Allow correct reading of custom floating point types #781

mraspaud · 2016-11-27T22:21:28Z

Sometimes, the custom floating point types need to be expanded in larger standard floating point types, eg a custom float fitting in 16 bits has to be unpacked into a float 32 for correct representation. On the current master branch, this would fail in some cases of larger than standard exponent values for example.

This PR checks the exponent value extent and significand precision to find which standard float type to expand the custom type into.

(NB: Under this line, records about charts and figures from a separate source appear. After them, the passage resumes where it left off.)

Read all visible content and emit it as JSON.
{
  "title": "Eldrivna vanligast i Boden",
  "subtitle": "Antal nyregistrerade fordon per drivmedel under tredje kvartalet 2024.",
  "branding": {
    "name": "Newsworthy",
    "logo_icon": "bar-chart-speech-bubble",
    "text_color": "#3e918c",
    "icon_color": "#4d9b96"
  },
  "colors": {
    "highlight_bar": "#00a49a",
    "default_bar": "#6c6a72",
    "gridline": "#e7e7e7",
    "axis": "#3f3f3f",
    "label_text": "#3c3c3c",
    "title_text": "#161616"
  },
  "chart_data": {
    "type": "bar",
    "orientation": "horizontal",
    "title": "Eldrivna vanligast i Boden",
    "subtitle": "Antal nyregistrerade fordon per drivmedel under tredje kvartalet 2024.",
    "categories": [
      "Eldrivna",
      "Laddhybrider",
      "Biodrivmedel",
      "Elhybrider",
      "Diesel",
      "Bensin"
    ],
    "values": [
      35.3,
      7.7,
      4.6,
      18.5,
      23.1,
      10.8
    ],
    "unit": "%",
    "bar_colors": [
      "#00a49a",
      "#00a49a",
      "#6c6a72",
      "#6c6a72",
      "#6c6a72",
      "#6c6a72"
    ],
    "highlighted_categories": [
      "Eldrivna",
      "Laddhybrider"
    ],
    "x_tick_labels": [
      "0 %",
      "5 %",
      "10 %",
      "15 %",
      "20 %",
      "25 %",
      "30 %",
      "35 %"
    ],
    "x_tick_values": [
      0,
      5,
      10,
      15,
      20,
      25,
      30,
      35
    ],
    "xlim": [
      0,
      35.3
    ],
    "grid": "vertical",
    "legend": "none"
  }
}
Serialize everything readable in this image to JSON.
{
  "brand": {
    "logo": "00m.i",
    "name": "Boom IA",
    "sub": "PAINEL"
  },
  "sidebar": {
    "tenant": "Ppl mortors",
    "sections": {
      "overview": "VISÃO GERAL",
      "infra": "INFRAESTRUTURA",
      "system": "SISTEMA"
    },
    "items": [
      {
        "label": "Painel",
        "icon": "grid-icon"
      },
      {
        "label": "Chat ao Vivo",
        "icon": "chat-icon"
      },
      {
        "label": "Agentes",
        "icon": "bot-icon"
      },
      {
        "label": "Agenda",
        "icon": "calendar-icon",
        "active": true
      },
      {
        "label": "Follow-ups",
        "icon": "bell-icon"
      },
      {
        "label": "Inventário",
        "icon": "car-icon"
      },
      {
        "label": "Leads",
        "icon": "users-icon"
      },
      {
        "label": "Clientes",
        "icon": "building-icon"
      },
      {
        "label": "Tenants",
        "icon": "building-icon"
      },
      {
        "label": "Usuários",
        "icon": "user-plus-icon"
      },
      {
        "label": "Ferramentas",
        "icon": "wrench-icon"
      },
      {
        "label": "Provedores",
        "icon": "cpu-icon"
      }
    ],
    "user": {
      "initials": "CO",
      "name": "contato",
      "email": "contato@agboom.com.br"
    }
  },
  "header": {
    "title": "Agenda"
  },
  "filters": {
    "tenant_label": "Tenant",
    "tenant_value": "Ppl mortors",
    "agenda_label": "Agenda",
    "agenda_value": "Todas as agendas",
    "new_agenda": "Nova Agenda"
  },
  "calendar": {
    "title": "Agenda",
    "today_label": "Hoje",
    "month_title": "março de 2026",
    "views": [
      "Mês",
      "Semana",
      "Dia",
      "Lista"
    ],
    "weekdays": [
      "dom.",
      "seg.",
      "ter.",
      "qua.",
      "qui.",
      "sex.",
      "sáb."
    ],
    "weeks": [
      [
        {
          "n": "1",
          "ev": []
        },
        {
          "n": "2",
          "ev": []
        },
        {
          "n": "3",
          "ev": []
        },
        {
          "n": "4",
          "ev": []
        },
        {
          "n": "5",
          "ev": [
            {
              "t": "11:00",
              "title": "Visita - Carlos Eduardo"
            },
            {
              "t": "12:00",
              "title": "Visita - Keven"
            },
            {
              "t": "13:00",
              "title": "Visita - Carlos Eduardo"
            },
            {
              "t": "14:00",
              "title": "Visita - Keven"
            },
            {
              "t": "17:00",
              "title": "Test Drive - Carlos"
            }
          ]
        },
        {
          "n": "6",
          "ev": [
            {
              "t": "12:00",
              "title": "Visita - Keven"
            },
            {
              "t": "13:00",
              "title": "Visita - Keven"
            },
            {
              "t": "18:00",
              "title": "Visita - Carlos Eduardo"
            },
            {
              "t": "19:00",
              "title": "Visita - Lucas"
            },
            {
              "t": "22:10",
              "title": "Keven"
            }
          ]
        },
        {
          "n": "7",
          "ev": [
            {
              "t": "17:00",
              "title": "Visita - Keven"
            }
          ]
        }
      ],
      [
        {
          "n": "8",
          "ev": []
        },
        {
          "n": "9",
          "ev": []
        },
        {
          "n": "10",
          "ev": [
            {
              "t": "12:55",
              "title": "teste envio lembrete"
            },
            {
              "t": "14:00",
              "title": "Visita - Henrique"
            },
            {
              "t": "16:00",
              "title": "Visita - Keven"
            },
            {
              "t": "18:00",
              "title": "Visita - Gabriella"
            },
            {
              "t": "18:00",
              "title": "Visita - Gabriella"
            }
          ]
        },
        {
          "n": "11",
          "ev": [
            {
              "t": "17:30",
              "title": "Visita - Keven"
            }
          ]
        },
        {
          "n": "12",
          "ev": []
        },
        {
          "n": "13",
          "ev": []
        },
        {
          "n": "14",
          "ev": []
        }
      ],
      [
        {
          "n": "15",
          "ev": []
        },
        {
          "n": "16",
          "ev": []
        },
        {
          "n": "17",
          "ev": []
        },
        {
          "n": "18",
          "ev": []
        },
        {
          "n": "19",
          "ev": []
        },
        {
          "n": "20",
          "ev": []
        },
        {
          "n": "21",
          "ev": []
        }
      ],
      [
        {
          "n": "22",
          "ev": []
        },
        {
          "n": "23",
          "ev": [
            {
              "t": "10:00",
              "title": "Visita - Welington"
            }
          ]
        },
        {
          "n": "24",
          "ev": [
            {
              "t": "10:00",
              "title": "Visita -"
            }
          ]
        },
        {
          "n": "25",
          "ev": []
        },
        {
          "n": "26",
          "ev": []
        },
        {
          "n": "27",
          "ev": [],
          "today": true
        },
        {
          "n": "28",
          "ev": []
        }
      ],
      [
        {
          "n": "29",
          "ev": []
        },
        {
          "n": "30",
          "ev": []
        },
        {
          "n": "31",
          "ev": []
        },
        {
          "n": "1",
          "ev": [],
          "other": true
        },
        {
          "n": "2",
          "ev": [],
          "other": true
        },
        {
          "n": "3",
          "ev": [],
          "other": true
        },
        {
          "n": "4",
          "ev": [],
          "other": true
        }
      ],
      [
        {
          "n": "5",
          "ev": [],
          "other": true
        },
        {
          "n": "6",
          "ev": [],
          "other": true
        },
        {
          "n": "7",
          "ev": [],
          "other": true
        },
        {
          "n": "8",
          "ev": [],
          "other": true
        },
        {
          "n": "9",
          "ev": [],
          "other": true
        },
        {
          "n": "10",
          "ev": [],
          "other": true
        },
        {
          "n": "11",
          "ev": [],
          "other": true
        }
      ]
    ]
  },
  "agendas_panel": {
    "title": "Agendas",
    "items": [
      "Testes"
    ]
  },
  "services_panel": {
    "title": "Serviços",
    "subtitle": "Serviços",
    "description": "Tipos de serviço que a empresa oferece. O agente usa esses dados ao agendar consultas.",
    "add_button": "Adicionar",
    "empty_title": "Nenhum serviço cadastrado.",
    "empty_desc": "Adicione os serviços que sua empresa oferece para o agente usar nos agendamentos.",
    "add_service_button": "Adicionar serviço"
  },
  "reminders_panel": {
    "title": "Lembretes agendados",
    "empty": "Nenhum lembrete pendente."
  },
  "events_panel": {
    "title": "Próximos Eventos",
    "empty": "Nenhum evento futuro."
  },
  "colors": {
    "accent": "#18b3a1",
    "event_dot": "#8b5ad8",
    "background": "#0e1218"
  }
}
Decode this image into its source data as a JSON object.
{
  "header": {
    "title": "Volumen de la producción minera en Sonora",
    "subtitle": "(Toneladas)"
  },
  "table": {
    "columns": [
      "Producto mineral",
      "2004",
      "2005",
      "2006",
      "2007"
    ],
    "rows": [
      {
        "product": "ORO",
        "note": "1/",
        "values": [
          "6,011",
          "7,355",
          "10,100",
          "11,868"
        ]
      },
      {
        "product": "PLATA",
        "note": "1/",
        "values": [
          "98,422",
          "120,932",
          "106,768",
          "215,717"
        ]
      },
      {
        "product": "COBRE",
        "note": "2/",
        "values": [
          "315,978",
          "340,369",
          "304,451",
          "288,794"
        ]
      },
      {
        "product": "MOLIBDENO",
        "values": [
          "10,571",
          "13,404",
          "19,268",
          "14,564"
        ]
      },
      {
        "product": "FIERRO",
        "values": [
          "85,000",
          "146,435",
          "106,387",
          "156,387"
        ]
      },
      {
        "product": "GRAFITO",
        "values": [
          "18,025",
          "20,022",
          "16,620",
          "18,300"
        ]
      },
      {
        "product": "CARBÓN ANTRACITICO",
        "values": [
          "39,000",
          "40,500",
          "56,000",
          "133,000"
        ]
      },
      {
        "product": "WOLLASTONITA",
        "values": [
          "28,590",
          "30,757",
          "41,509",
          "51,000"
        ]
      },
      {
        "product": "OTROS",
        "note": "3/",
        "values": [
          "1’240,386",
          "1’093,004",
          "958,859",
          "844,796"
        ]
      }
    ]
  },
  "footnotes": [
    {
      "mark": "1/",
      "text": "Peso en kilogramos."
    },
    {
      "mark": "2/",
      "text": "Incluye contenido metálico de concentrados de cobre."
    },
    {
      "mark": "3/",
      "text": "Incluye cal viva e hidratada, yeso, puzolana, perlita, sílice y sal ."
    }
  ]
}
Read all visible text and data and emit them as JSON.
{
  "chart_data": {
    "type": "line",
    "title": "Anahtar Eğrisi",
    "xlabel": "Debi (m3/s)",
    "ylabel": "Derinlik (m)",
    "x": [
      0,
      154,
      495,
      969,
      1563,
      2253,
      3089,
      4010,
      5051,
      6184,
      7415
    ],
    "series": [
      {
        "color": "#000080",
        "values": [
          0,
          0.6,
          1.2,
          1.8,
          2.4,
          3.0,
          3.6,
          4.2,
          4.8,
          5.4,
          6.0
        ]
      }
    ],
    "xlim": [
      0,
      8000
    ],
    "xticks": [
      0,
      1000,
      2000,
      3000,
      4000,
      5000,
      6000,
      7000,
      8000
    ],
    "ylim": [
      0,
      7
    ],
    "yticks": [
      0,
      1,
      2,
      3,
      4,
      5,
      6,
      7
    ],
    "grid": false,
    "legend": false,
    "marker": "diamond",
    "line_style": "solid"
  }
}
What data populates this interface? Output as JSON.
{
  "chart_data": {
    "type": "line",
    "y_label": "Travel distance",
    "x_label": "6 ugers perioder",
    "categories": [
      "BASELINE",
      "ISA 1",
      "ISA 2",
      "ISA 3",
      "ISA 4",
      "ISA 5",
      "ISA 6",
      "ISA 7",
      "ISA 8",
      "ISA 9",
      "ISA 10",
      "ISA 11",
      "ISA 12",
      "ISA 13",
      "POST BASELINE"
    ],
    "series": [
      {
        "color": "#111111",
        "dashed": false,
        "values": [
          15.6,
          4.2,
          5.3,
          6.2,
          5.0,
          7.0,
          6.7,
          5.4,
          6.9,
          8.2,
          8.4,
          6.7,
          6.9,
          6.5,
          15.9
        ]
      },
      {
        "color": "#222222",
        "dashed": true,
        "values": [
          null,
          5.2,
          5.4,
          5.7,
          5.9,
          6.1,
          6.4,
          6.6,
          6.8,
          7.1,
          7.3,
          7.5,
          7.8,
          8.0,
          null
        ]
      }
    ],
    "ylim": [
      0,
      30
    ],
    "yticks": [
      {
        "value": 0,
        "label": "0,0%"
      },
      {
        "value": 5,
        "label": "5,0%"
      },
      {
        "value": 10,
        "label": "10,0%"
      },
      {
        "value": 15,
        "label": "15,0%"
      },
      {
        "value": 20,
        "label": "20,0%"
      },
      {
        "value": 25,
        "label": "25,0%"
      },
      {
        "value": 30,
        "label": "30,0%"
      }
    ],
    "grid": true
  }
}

Fixes #630

mraspaud · 2016-12-08T07:25:56Z

Hi, I was wondering if I needed to do anything more for this PR to be accepted ?

tacaswell · 2016-12-17T16:40:31Z

Could you add a test for handling non-standard float sizes?

Someone other than me should do a review of this (@FrancescAlted @andrewcollette @andreabedini ) as I am not confident in my domain knowledge of non-standard floating types.

mraspaud · 2016-12-18T22:22:40Z

Hi, Thanks for looking at this. Unfortunately, I don't think I can write unit tests for this: as far as I know, it's not possible to create non-standard floats in h5py, hence I won't have anything to test on.

tacaswell · 2016-12-19T13:21:58Z

You can create custom data types (lifted from h5t.pyx):

# Mini floats
IEEE_F16BE = IEEE_F32BE.copy()
IEEE_F16BE.set_fields(15, 10, 5, 0, 10)
IEEE_F16BE.set_size(2)
IEEE_F16BE.set_ebias(15)
IEEE_F16BE.lock()

You will probably have to use the low-level interface, but I think you can create datasets with custom / non-standard floats.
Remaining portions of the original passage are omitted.